Adjust Your Connection Settings
Configure the wireless settings on your devices to not automatically connect to available public hotspots. You can do this by turning off the “Connect Automatically” feature on your devices so they don’t auto-connect and search for known Wi-Fi networks.
Doing this can prevent your computer or device from broadcasting that it’s trying to connect to your “home Wi-Fi” network and allow an attacker to create a bogus network with the same name.
Turn Off File Sharing
Make sure you turn off file sharing before accessing public Wi-Fi. If you keep file sharing on, your folders may be accessible to anyone connected to the same public network, allowing a hacker to get their hands on your private information without your permission.
Use Two-Factor Authentication (2FA)
Cyber snoops could gain access to your passwords when you’re using public Wi-Fi. One way to enhance your protection is by enabling two-factor authentication (2FA) on any services that offer it. When enabled, this ensures that even if someone gains access to your password while you’re using public Wi-Fi, they won’t be able to access your accounts.

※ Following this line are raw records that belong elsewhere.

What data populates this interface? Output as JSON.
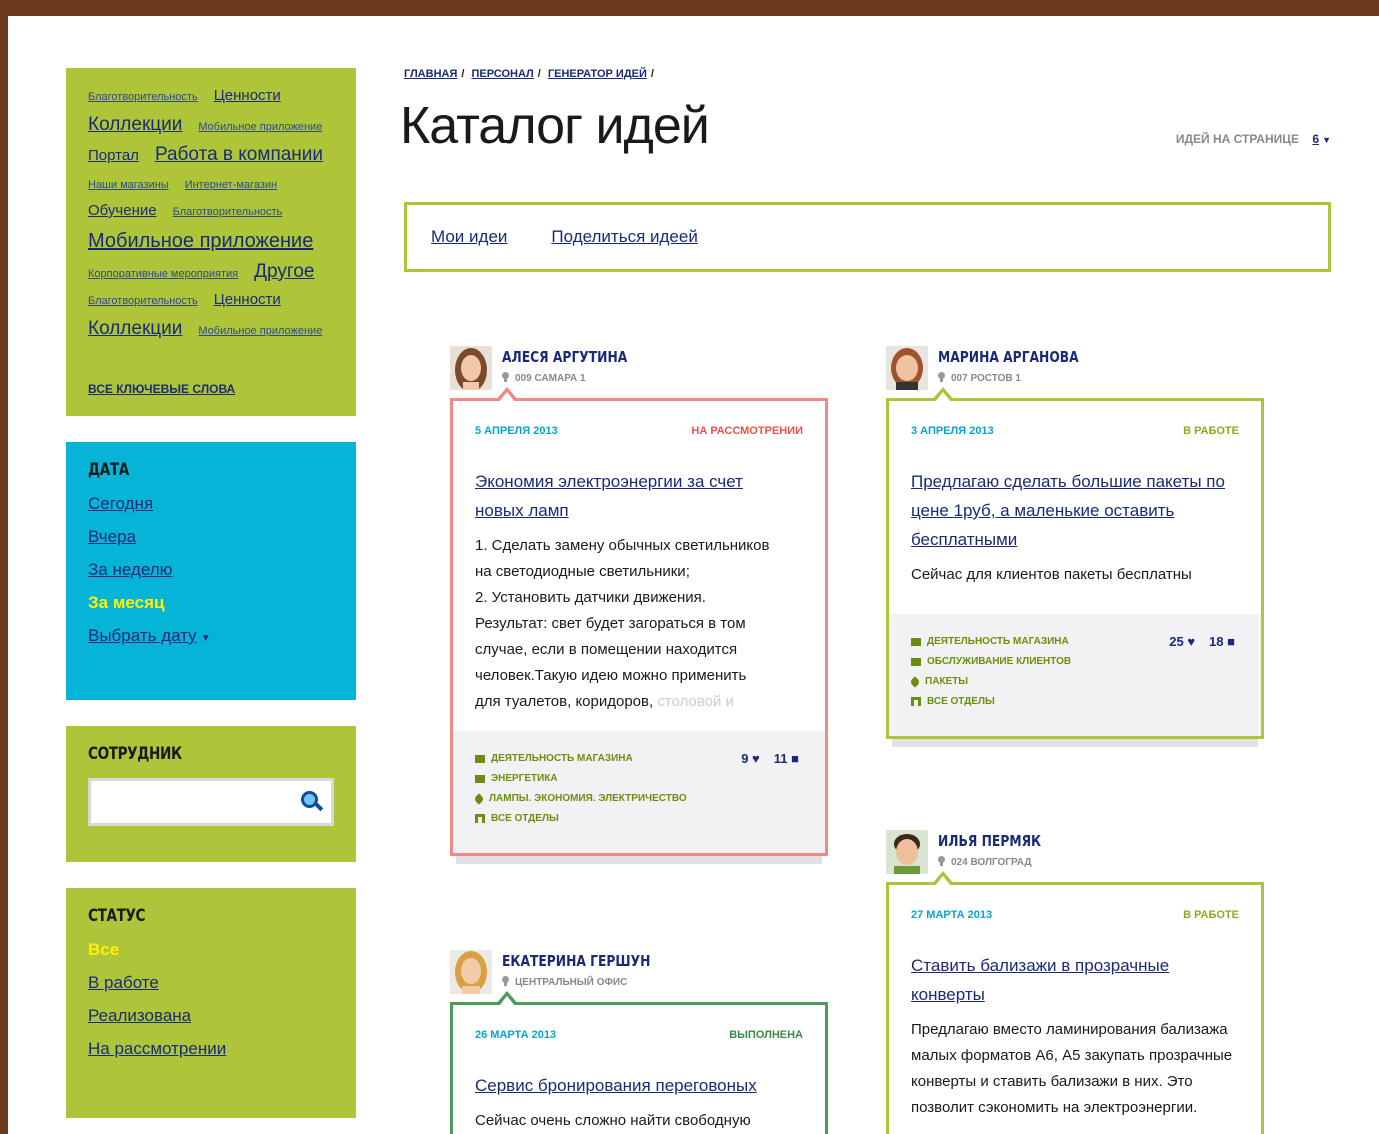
{
  "breadcrumb": [
    "ГЛАВНАЯ",
    "ПЕРСОНАЛ",
    "ГЕНЕРАТОР ИДЕЙ"
  ],
  "page_title": "Каталог идей",
  "per_page": {
    "label": "ИДЕЙ НА СТРАНИЦЕ",
    "value": "6"
  },
  "actions": {
    "my_ideas": "Мои идеи",
    "share": "Поделиться идеей"
  },
  "keywords": {
    "rows": [
      [
        {
          "t": "Благотворительность",
          "s": "s"
        },
        {
          "t": "Ценности",
          "s": "m"
        }
      ],
      [
        {
          "t": "Коллекции",
          "s": "l"
        },
        {
          "t": "Мобильное приложение",
          "s": "s"
        }
      ],
      [
        {
          "t": "Портал",
          "s": "m"
        },
        {
          "t": "Работа в компании",
          "s": "l"
        }
      ],
      [
        {
          "t": "Наши магазины",
          "s": "s"
        },
        {
          "t": "Интернет-магазин",
          "s": "s"
        }
      ],
      [
        {
          "t": "Обучение",
          "s": "m"
        },
        {
          "t": "Благотворительность",
          "s": "s"
        }
      ],
      [
        {
          "t": "Мобильное приложение",
          "s": "xl"
        }
      ],
      [
        {
          "t": "Корпоративные мероприятия",
          "s": "s"
        },
        {
          "t": "Другое",
          "s": "l"
        }
      ],
      [
        {
          "t": "Благотворительность",
          "s": "s"
        },
        {
          "t": "Ценности",
          "s": "m"
        }
      ],
      [
        {
          "t": "Коллекции",
          "s": "l"
        },
        {
          "t": "Мобильное приложение",
          "s": "s"
        }
      ]
    ],
    "all_label": "ВСЕ КЛЮЧЕВЫЕ СЛОВА"
  },
  "date_filter": {
    "title": "ДАТА",
    "items": [
      "Сегодня",
      "Вчера",
      "За неделю",
      "За месяц",
      "Выбрать дату"
    ],
    "active": "За месяц"
  },
  "employee_filter": {
    "title": "СОТРУДНИК",
    "placeholder": ""
  },
  "status_filter": {
    "title": "СТАТУС",
    "items": [
      "Все",
      "В работе",
      "Реализована",
      "На рассмотрении"
    ],
    "active": "Все"
  },
  "ideas": [
    {
      "author": "АЛЕСЯ АРГУТИНА",
      "location": "009 САМАРА 1",
      "date": "5 АПРЕЛЯ 2013",
      "status": "НА РАССМОТРЕНИИ",
      "title": "Экономия электроэнергии за счет новых ламп",
      "text_lines": [
        "1. Сделать замену обычных светильников",
        "на светодиодные светильники;",
        "2. Установить датчики движения.",
        "Результат: свет будет загораться в том",
        " случае, если в помещении находится",
        " человек.Такую идею можно применить",
        " для туалетов, коридоров, "
      ],
      "text_fade": "столовой и",
      "meta": [
        "ДЕЯТЕЛЬНОСТЬ МАГАЗИНА",
        "ЭНЕРГЕТИКА",
        "ЛАМПЫ. ЭКОНОМИЯ. ЭЛЕКТРИЧЕСТВО",
        "ВСЕ ОТДЕЛЫ"
      ],
      "likes": "9",
      "comments": "11"
    },
    {
      "author": "МАРИНА АРГАНОВА",
      "location": "007 РОСТОВ 1",
      "date": "3 АПРЕЛЯ 2013",
      "status": "В РАБОТЕ",
      "title": "Предлагаю сделать большие пакеты по цене 1руб, а маленькие оставить бесплатными",
      "text": "Сейчас для клиентов пакеты бесплатны",
      "meta": [
        "ДЕЯТЕЛЬНОСТЬ МАГАЗИНА",
        "ОБСЛУЖИВАНИЕ КЛИЕНТОВ",
        "ПАКЕТЫ",
        "ВСЕ ОТДЕЛЫ"
      ],
      "likes": "25",
      "comments": "18"
    },
    {
      "author": "ЕКАТЕРИНА ГЕРШУН",
      "location": "ЦЕНТРАЛЬНЫЙ ОФИС",
      "date": "26 МАРТА 2013",
      "status": "ВЫПОЛНЕНА",
      "title": "Сервис бронирования переговоных",
      "text": "Сейчас очень сложно найти свободную"
    },
    {
      "author": "ИЛЬЯ ПЕРМЯК",
      "location": "024 ВОЛГОГРАД",
      "date": "27 МАРТА 2013",
      "status": "В РАБОТЕ",
      "title": "Ставить бализажи в прозрачные конверты",
      "text": "Предлагаю вместо ламинирования бализажа малых форматов А6, А5 закупать прозрачные конверты и ставить бализажи в них. Это позволит сэкономить на электроэнергии."
    }
  ],
  "colors": {
    "lime": "#aec53a",
    "cyan": "#06b4d8",
    "navy": "#1a2a78",
    "status_red": "#e8524a",
    "status_green": "#8aab20",
    "status_done": "#3b8a4a"
  },
  "icons": [
    "search-icon",
    "pin-icon",
    "folder-icon",
    "tag-icon",
    "org-icon",
    "heart-icon",
    "comment-icon",
    "caret-down-icon"
  ]
}
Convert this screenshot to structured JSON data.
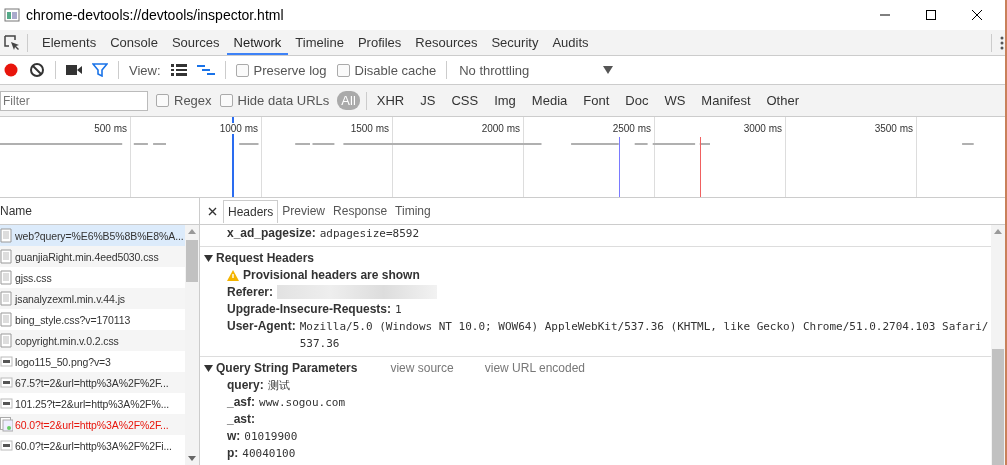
{
  "window": {
    "title": "chrome-devtools://devtools/inspector.html"
  },
  "tabs": [
    {
      "label": "Elements",
      "selected": false
    },
    {
      "label": "Console",
      "selected": false
    },
    {
      "label": "Sources",
      "selected": false
    },
    {
      "label": "Network",
      "selected": true
    },
    {
      "label": "Timeline",
      "selected": false
    },
    {
      "label": "Profiles",
      "selected": false
    },
    {
      "label": "Resources",
      "selected": false
    },
    {
      "label": "Security",
      "selected": false
    },
    {
      "label": "Audits",
      "selected": false
    }
  ],
  "toolbar": {
    "recording": true,
    "filter_on": true,
    "view_label": "View:",
    "large_rows": false,
    "overview": true,
    "checkboxes": [
      {
        "label": "Preserve log",
        "checked": false
      },
      {
        "label": "Disable cache",
        "checked": false
      }
    ],
    "throttling": "No throttling"
  },
  "filter_bar": {
    "placeholder": "Filter",
    "checkboxes": [
      {
        "label": "Regex",
        "checked": false
      },
      {
        "label": "Hide data URLs",
        "checked": false
      }
    ],
    "types": [
      {
        "label": "All",
        "selected": true
      },
      {
        "label": "XHR",
        "selected": false
      },
      {
        "label": "JS",
        "selected": false
      },
      {
        "label": "CSS",
        "selected": false
      },
      {
        "label": "Img",
        "selected": false
      },
      {
        "label": "Media",
        "selected": false
      },
      {
        "label": "Font",
        "selected": false
      },
      {
        "label": "Doc",
        "selected": false
      },
      {
        "label": "WS",
        "selected": false
      },
      {
        "label": "Manifest",
        "selected": false
      },
      {
        "label": "Other",
        "selected": false
      }
    ]
  },
  "overview": {
    "ticks": [
      "500 ms",
      "1000 ms",
      "1500 ms",
      "2000 ms",
      "2500 ms",
      "3000 ms",
      "3500 ms"
    ]
  },
  "requests": {
    "column": "Name",
    "rows": [
      {
        "name": "web?query=%E6%B5%8B%E8%A...",
        "kind": "document",
        "selected": true,
        "failed": false
      },
      {
        "name": "guanjiaRight.min.4eed5030.css",
        "kind": "document",
        "selected": false,
        "failed": false
      },
      {
        "name": "gjss.css",
        "kind": "document",
        "selected": false,
        "failed": false
      },
      {
        "name": "jsanalyzexml.min.v.44.js",
        "kind": "document",
        "selected": false,
        "failed": false
      },
      {
        "name": "bing_style.css?v=170113",
        "kind": "document",
        "selected": false,
        "failed": false
      },
      {
        "name": "copyright.min.v.0.2.css",
        "kind": "document",
        "selected": false,
        "failed": false
      },
      {
        "name": "logo115_50.png?v=3",
        "kind": "image",
        "selected": false,
        "failed": false
      },
      {
        "name": "67.5?t=2&url=http%3A%2F%2F...",
        "kind": "image",
        "selected": false,
        "failed": false
      },
      {
        "name": "101.25?t=2&url=http%3A%2F%...",
        "kind": "image",
        "selected": false,
        "failed": false
      },
      {
        "name": "60.0?t=2&url=http%3A%2F%2F...",
        "kind": "broken",
        "selected": false,
        "failed": true
      },
      {
        "name": "60.0?t=2&url=http%3A%2F%2Fi...",
        "kind": "image",
        "selected": false,
        "failed": false
      }
    ]
  },
  "details": {
    "tabs": [
      {
        "label": "Headers",
        "selected": true
      },
      {
        "label": "Preview",
        "selected": false
      },
      {
        "label": "Response",
        "selected": false
      },
      {
        "label": "Timing",
        "selected": false
      }
    ],
    "top_row": {
      "key": "x_ad_pagesize:",
      "value": "adpagesize=8592"
    },
    "sections": [
      {
        "title": "Request Headers",
        "expanded": true,
        "warning": "Provisional headers are shown",
        "rows": [
          {
            "key": "Referer:",
            "value": "",
            "blurred": true
          },
          {
            "key": "Upgrade-Insecure-Requests:",
            "value": "1",
            "blurred": false
          },
          {
            "key": "User-Agent:",
            "value": "Mozilla/5.0 (Windows NT 10.0; WOW64) AppleWebKit/537.36 (KHTML, like Gecko) Chrome/51.0.2704.103 Safari/537.36",
            "blurred": false
          }
        ]
      },
      {
        "title": "Query String Parameters",
        "expanded": true,
        "links": [
          "view source",
          "view URL encoded"
        ],
        "rows": [
          {
            "key": "query:",
            "value": "测试",
            "blurred": false
          },
          {
            "key": "_asf:",
            "value": "www.sogou.com",
            "blurred": false
          },
          {
            "key": "_ast:",
            "value": "",
            "blurred": false
          },
          {
            "key": "w:",
            "value": "01019900",
            "blurred": false
          },
          {
            "key": "p:",
            "value": "40040100",
            "blurred": false
          }
        ]
      }
    ]
  }
}
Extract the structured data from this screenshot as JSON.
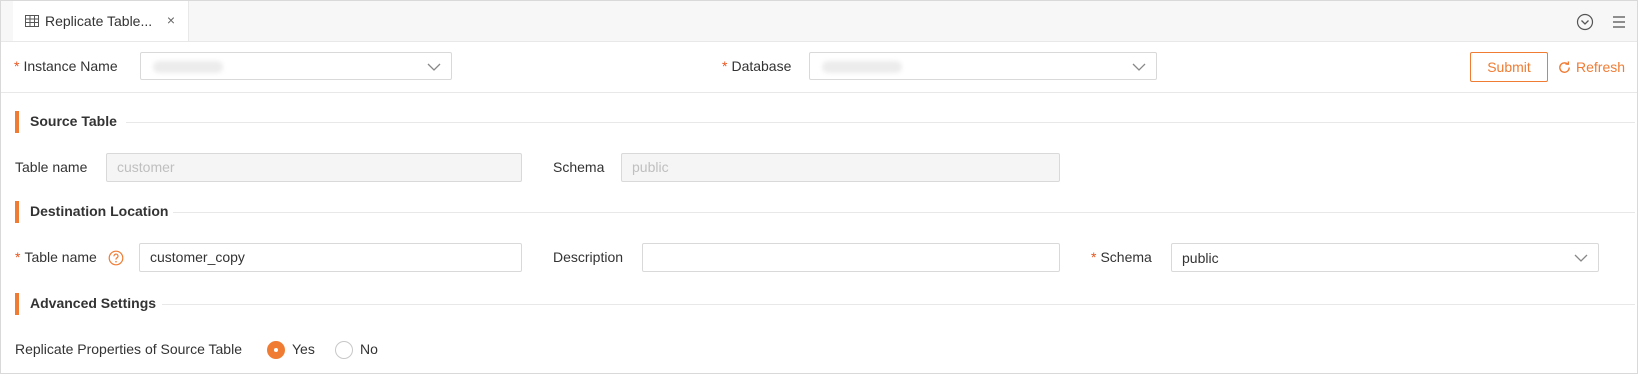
{
  "tab": {
    "title": "Replicate Table...",
    "icon": "table-icon",
    "close_label": "×"
  },
  "toolbar_icons": {
    "collapse": "chevron-circle-down-icon",
    "menu": "menu-lines-icon"
  },
  "header_form": {
    "instance_label": "Instance Name",
    "database_label": "Database",
    "required_mark": "*",
    "submit_label": "Submit",
    "refresh_label": "Refresh"
  },
  "source": {
    "title": "Source Table",
    "table_name_label": "Table name",
    "table_name_value": "customer",
    "schema_label": "Schema",
    "schema_value": "public"
  },
  "destination": {
    "title": "Destination Location",
    "table_name_label": "Table name",
    "table_name_value": "customer_copy",
    "description_label": "Description",
    "description_value": "",
    "schema_label": "Schema",
    "schema_value": "public"
  },
  "advanced": {
    "title": "Advanced Settings",
    "replicate_label": "Replicate Properties of Source Table",
    "options": [
      {
        "label": "Yes",
        "selected": true
      },
      {
        "label": "No",
        "selected": false
      }
    ]
  },
  "colors": {
    "accent": "#f07c34",
    "required": "#e8551f"
  }
}
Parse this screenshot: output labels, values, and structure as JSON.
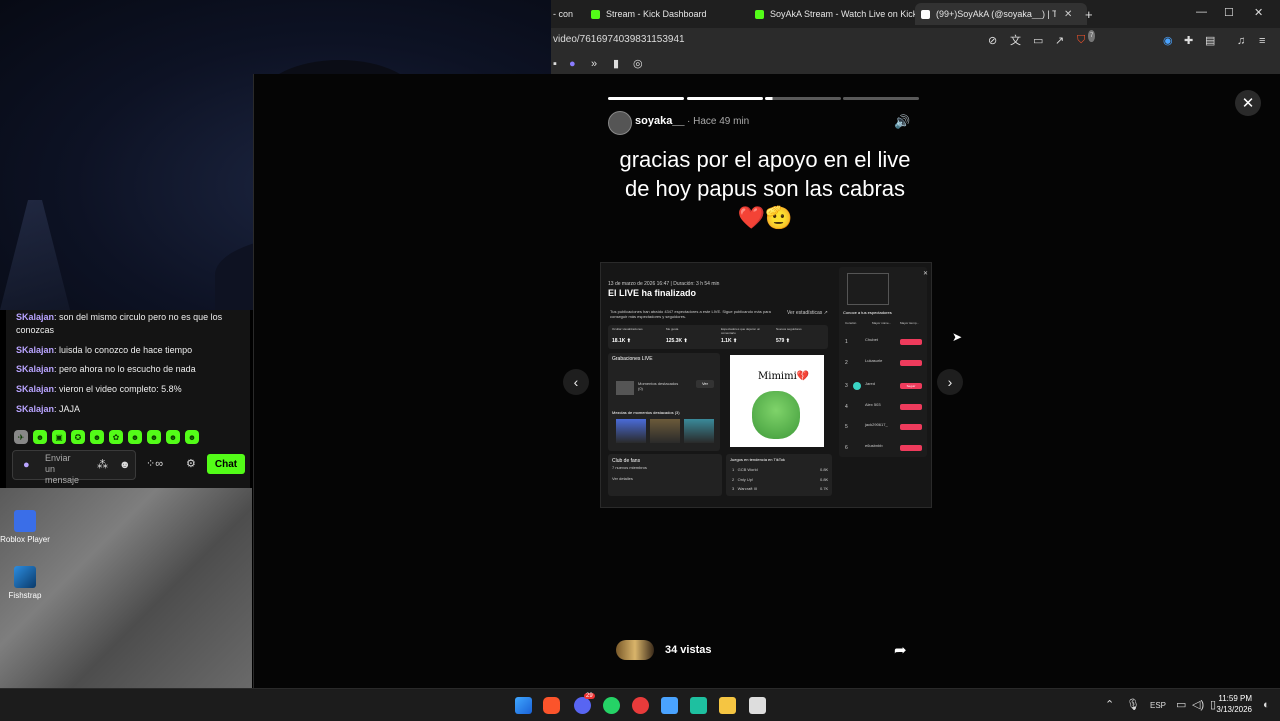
{
  "browser": {
    "tabs": [
      {
        "label": "- con"
      },
      {
        "label": "Stream - Kick Dashboard"
      },
      {
        "label": "SoyAkA Stream - Watch Live on Kick"
      },
      {
        "label": "(99+)SoyAkA (@soyaka__) | TikT"
      }
    ],
    "url": "video/7616974039831153941",
    "shield_badge": "7"
  },
  "chat": {
    "messages": [
      {
        "user": "SKalajan",
        "text": ": son del mismo circulo pero no es que los conozcas"
      },
      {
        "user": "SKalajan",
        "text": ": luisda lo conozco de hace tiempo"
      },
      {
        "user": "SKalajan",
        "text": ": pero ahora no lo escucho de nada"
      },
      {
        "user": "SKalajan",
        "text": ": vieron el video completo: 5.8%"
      },
      {
        "user": "SKalajan",
        "text": ": JAJA"
      }
    ],
    "input_placeholder": "Enviar un mensaje",
    "send_label": "Chat"
  },
  "desktop": {
    "icons": [
      {
        "label": "Roblox Player"
      },
      {
        "label": "Fishstrap"
      }
    ]
  },
  "story": {
    "username": "soyaka__",
    "time": "· Hace 49 min",
    "caption": "gracias por el apoyo en el live de hoy papus son las cabras ❤️🫡",
    "views": "34 vistas",
    "progress": [
      1,
      1,
      0.1,
      0
    ]
  },
  "embedded": {
    "date": "13 de marzo de 2026 16:47 | Duración: 3 h 54 min",
    "title": "El LIVE ha finalizado",
    "summary": "Tus publicaciones han atraído 4347 espectadores a este LIVE. Sigue publicando más para conseguir más espectadores y seguidores.",
    "stats_link": "Ver estadísticas ↗",
    "stats": [
      {
        "label": "Ocultar visualizaciones",
        "value": "18.1K ⬆"
      },
      {
        "label": "Me gusta",
        "value": "125.3K ⬆"
      },
      {
        "label": "Espectadores que dejaron un comentario",
        "value": "1.1K ⬆"
      },
      {
        "label": "Nuevos seguidores",
        "value": "579 ⬆"
      }
    ],
    "recordings_title": "Grabaciones LIVE",
    "moments_label": "Momentos destacados (0)",
    "view_btn": "Ver",
    "mixes_title": "Mezclas de momentos destacados (3)",
    "sticker_text": "Mimimi💔",
    "fans_title": "Club de fans",
    "fans_sub": "7 nuevos miembros",
    "fans_link": "Ver detalles",
    "trending_title": "Juegos en tendencia en TikTok",
    "trending": [
      {
        "rank": "1",
        "name": "GCB World",
        "value": "0.8K"
      },
      {
        "rank": "2",
        "name": "Only Up!",
        "value": "0.8K"
      },
      {
        "rank": "3",
        "name": "Warcraft III",
        "value": "0.7K"
      }
    ],
    "viewers_title": "Conoce a tus espectadores",
    "viewer_tabs": [
      "Corazón",
      "Mayor núme...",
      "Mayor tiemp..."
    ],
    "follow_label": "Seguir",
    "viewers": [
      {
        "rank": "1",
        "name": "Chubet"
      },
      {
        "rank": "2",
        "name": "Lukasurle"
      },
      {
        "rank": "3",
        "name": "Jared"
      },
      {
        "rank": "4",
        "name": "Alex 503"
      },
      {
        "rank": "5",
        "name": "jack290617_"
      },
      {
        "rank": "6",
        "name": "e6usbnbb"
      }
    ]
  },
  "taskbar": {
    "lang": "ESP",
    "time": "11:59 PM",
    "date": "3/13/2026",
    "discord_badge": "29"
  }
}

Usually, you’ll receive a second login step — a call or a code on your smartphone, for instance — that you’ll use to log in to your account.
Keep Your Operating System Up to Date
It’s crucial always to update your operating system (OS). OS updates often include critical security patches that can further protect your device from Wi-Fi threats. By always installing the latest updates, you can browse the web knowing the most up-to-date security features protect you.
Remember to Log Out
When you’re done browsing, be sure to log out of any services you were using. Also, check your settings to make sure your device will “forget the network” and not automatically reconnect to that network again if you’re within range without your permission. This can help minimize the time your device is connected to a public network.
Use Antivirus Software
Using antivirus software is another excellent way to stay safe while using public Wi-Fi. With antivirus software installed, you can use public Wi-Fi networks knowing you are protected against cybersecurity threats such as computer viruses and spyware.